Not helping matters is that Marion Jones is not a sympathetic figure. Her “I cheated, lied and sullied the sport that made me wealthy and famous” conjures up very little sympathy.
Marion’s lawyers certainly think there is a more appropriate punishment. They recently filed court documents requesting that she not serve jail time. Instead, they offer, Marion should serve probation. But their rationale falls flat – they propose that the humiliation that she has suffered is jail enough. That, publicly shamed, probation will be punishment enough.
I am certainly not trained in
lying law, but that doesn’t seem like much of a legal strategy. It’s completely lame. Being embarrassed shouldn’t get you out of your punishment. If that was the case, almost no one would be sitting in our prisons. Plenty of those folks were probably embarrassed when they got caught, too.
Marion is certainly financially ruined by her actions and is admittedly embarrassed by getting caught.
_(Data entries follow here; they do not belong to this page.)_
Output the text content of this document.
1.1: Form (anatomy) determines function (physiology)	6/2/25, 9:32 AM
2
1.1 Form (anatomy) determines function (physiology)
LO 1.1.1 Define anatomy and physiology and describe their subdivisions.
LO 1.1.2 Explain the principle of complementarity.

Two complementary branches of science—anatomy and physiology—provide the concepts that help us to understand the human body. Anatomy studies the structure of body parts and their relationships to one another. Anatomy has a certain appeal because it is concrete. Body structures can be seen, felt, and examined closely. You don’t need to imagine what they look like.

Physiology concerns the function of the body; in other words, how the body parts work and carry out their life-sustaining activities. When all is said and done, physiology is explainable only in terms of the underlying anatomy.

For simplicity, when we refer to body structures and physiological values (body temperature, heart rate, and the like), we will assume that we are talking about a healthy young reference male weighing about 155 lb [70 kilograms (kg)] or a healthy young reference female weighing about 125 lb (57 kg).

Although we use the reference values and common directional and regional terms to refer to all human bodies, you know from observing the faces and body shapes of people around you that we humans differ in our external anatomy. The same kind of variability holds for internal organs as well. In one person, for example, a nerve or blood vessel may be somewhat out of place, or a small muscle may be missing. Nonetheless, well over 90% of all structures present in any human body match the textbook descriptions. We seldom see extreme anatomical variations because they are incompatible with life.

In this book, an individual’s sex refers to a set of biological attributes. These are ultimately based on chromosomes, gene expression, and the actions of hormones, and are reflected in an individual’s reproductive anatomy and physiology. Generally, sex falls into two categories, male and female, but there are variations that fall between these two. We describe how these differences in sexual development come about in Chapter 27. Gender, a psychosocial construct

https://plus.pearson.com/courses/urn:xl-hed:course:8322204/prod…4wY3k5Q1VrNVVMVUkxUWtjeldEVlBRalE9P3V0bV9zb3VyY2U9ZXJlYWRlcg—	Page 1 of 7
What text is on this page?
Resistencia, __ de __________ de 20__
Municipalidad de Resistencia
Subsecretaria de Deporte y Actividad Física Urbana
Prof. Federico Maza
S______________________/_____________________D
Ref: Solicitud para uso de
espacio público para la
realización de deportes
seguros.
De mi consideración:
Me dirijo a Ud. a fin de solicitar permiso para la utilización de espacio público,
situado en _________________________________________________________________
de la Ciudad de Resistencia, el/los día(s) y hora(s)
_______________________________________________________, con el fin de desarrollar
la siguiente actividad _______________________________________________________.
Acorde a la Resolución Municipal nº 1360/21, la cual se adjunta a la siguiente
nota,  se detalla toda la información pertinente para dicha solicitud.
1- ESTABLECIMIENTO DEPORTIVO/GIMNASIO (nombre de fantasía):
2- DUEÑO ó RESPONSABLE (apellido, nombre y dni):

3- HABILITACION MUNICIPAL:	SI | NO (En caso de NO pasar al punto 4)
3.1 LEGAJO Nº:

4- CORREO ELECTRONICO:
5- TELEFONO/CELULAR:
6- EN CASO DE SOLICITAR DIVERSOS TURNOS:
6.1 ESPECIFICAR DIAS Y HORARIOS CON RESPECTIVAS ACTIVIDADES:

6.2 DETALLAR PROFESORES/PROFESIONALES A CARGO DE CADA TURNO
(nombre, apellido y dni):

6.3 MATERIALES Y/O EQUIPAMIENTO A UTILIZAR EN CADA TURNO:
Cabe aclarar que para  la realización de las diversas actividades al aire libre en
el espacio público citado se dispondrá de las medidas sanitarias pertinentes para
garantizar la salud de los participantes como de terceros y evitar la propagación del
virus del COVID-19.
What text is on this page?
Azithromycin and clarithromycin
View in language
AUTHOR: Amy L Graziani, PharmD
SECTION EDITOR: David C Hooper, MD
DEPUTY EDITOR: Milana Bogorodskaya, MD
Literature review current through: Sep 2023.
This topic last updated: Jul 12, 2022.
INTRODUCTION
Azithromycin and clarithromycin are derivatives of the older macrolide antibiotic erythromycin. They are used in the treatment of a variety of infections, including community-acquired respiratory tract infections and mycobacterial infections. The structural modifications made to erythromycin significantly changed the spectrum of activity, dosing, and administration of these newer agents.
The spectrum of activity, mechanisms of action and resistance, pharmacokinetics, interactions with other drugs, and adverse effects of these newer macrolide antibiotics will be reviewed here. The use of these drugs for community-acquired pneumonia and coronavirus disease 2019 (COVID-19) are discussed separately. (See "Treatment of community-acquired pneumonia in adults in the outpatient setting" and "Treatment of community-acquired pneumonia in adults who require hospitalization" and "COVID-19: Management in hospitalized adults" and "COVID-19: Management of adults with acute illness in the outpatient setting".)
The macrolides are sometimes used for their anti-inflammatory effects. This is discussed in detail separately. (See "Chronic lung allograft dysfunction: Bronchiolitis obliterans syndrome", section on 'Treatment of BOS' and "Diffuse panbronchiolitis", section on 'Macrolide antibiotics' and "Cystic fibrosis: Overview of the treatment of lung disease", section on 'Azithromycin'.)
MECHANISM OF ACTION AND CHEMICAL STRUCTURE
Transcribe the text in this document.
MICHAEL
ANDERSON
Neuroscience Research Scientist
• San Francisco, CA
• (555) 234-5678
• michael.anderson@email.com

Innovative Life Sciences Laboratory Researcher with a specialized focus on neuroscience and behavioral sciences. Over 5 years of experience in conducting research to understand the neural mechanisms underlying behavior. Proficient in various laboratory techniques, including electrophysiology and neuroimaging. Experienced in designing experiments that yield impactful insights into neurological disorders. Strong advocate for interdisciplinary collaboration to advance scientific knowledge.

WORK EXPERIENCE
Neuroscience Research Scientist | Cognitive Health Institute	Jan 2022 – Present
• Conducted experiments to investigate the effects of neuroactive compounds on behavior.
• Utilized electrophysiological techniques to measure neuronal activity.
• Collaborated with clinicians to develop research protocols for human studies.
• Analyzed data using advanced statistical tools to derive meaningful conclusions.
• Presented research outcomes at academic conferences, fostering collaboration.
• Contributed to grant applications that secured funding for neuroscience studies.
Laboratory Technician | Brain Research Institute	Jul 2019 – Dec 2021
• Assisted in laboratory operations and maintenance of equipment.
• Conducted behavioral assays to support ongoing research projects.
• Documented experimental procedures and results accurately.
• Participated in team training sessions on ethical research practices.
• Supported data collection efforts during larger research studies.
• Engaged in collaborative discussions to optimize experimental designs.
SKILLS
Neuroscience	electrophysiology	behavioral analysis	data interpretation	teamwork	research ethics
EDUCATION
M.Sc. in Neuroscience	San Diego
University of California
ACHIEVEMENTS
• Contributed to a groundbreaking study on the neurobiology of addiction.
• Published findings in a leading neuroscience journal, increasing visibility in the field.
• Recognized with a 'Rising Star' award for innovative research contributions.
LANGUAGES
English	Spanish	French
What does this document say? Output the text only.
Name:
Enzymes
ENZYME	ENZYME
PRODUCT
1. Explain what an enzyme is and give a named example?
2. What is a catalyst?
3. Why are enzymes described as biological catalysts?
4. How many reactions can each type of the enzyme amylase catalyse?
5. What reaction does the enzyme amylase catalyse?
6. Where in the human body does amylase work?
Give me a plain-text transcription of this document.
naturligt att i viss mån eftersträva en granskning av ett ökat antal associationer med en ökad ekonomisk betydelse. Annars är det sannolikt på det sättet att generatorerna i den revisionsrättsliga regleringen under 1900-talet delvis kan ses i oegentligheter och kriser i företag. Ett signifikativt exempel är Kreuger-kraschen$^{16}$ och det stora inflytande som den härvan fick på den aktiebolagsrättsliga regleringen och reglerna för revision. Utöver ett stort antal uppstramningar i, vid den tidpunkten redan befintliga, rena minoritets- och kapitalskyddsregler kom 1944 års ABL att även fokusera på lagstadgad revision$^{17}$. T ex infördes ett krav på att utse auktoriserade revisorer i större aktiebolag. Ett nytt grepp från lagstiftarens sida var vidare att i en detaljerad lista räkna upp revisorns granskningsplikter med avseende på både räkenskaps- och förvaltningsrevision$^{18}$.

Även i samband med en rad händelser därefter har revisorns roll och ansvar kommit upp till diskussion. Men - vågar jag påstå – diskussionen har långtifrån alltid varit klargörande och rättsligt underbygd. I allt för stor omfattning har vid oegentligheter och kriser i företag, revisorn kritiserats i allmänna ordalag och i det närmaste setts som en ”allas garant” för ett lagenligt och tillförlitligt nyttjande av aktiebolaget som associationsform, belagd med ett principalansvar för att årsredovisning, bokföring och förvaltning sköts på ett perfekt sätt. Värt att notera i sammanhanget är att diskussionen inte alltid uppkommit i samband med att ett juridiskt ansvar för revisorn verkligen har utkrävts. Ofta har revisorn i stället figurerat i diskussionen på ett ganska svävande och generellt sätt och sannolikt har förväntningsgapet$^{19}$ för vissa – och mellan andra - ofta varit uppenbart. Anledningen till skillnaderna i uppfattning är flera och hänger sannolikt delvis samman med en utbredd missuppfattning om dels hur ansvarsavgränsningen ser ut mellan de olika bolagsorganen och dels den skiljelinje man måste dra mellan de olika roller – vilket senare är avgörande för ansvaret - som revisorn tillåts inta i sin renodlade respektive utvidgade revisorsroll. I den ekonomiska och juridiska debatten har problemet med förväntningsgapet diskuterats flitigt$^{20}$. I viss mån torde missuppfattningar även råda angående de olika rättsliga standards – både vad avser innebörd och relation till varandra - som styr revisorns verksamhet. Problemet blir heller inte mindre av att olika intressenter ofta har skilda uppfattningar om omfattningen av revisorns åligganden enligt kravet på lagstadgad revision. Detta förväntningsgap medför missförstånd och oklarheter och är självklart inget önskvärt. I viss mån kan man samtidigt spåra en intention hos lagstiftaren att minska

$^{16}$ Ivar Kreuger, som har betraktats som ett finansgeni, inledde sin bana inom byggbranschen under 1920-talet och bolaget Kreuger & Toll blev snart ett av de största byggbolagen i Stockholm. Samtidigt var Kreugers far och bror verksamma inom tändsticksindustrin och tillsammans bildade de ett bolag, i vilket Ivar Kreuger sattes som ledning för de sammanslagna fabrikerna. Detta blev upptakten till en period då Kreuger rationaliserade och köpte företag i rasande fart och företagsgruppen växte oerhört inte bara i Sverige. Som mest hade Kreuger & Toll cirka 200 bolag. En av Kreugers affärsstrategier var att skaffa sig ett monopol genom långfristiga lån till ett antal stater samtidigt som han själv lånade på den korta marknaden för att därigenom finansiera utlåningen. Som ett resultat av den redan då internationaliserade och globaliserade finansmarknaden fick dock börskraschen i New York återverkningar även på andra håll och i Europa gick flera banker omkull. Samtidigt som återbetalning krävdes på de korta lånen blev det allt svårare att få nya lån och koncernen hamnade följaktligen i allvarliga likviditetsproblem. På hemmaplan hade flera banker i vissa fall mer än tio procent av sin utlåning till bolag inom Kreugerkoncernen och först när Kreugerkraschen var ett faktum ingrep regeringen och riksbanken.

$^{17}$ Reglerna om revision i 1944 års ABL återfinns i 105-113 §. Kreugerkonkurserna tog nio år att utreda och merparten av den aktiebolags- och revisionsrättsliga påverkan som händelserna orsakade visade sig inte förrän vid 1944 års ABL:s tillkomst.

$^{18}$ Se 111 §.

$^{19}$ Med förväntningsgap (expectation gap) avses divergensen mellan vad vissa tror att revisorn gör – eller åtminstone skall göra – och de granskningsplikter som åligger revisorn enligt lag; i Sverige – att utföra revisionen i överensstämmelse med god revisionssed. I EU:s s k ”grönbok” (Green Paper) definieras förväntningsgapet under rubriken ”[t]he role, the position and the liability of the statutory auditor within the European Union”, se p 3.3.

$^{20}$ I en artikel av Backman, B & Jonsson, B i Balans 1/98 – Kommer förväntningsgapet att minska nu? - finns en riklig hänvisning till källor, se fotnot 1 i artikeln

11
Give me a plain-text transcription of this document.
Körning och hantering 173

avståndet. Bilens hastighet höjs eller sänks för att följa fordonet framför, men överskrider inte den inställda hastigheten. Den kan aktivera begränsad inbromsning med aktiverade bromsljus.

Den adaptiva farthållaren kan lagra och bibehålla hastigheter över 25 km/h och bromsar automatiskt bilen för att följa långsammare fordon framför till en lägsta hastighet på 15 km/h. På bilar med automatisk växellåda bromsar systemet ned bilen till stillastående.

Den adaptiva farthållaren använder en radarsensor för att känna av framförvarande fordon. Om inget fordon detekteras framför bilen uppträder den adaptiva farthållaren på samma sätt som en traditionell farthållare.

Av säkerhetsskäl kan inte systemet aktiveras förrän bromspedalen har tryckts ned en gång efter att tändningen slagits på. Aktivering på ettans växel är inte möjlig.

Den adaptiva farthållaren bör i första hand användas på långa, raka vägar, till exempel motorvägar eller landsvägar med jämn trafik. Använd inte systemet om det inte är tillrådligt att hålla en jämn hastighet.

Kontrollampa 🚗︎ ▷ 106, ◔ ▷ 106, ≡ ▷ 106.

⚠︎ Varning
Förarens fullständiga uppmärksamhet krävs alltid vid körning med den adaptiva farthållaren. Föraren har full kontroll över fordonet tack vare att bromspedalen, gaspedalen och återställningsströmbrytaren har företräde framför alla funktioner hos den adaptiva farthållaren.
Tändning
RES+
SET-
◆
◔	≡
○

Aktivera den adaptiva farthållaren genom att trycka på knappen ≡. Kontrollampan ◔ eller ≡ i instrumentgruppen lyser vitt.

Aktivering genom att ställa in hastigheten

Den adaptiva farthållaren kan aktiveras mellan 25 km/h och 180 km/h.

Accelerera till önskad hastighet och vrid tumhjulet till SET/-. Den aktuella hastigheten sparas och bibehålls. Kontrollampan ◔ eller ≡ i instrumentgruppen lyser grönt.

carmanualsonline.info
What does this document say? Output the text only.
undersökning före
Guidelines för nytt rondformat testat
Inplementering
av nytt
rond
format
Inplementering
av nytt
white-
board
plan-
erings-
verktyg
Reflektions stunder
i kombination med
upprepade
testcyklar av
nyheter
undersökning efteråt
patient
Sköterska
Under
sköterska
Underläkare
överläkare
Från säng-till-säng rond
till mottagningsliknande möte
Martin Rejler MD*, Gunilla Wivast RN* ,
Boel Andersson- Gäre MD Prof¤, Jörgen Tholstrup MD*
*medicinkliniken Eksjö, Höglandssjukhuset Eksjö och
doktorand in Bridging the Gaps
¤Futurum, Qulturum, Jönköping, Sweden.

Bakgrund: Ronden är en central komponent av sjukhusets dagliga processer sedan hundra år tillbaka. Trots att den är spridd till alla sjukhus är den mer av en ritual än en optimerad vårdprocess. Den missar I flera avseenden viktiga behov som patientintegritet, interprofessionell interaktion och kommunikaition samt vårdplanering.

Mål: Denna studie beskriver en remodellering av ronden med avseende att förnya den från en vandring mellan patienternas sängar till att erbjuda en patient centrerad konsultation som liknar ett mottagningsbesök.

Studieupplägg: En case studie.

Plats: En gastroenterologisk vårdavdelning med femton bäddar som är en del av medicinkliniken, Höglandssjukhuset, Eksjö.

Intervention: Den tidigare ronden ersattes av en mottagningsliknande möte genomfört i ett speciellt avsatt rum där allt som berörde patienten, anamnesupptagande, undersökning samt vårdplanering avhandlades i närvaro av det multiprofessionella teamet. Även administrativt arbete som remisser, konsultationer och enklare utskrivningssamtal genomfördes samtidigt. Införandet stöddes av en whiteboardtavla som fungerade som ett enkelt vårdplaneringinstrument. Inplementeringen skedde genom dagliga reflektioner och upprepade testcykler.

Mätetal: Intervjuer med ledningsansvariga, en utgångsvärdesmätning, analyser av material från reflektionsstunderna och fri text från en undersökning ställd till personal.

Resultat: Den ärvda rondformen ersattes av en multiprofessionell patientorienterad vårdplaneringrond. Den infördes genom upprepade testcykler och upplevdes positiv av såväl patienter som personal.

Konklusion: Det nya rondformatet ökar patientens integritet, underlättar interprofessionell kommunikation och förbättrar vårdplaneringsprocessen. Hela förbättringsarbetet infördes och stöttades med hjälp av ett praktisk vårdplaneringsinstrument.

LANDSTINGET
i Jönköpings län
More than that, Marion should be embarrassed for her outrageous behavior and the damage she’s done to the sport. But I’m not sure that is enough to keep her butt out of jail.
So, do I think she should go to jail?
No freakin’ way.
Unless the federal government is going hound and charge Roger Clemens, Andrew Pettitte, Rick Ankiel and all the other athletes outed by the Mitchell Report, it seems tremendously unfair to send Marion to jail.
The Mitchell Report even suggests that past offenses should be water under the bridge and everyone should look to the future.
It’s not that Marion is worthy of special treatment. She should be treated like other out of control celebrities and professional athletes who get caught afoul of the law. At least she finally told the truth.
Marion should be chalked up as someone who may be good in certain parts of their lives, but made terrible, illegal mistakes. No one is served by sending this woman to jail – her crimes were essentially victimless and have proven to be, more than anything, crimes against herself. The chance of recidivism is pretty low – especially since she won’t be running competitively again in this lifetime.
Her penance should be to speak to young athletes about how doping can ruin your sport and life. Now that’s real talk.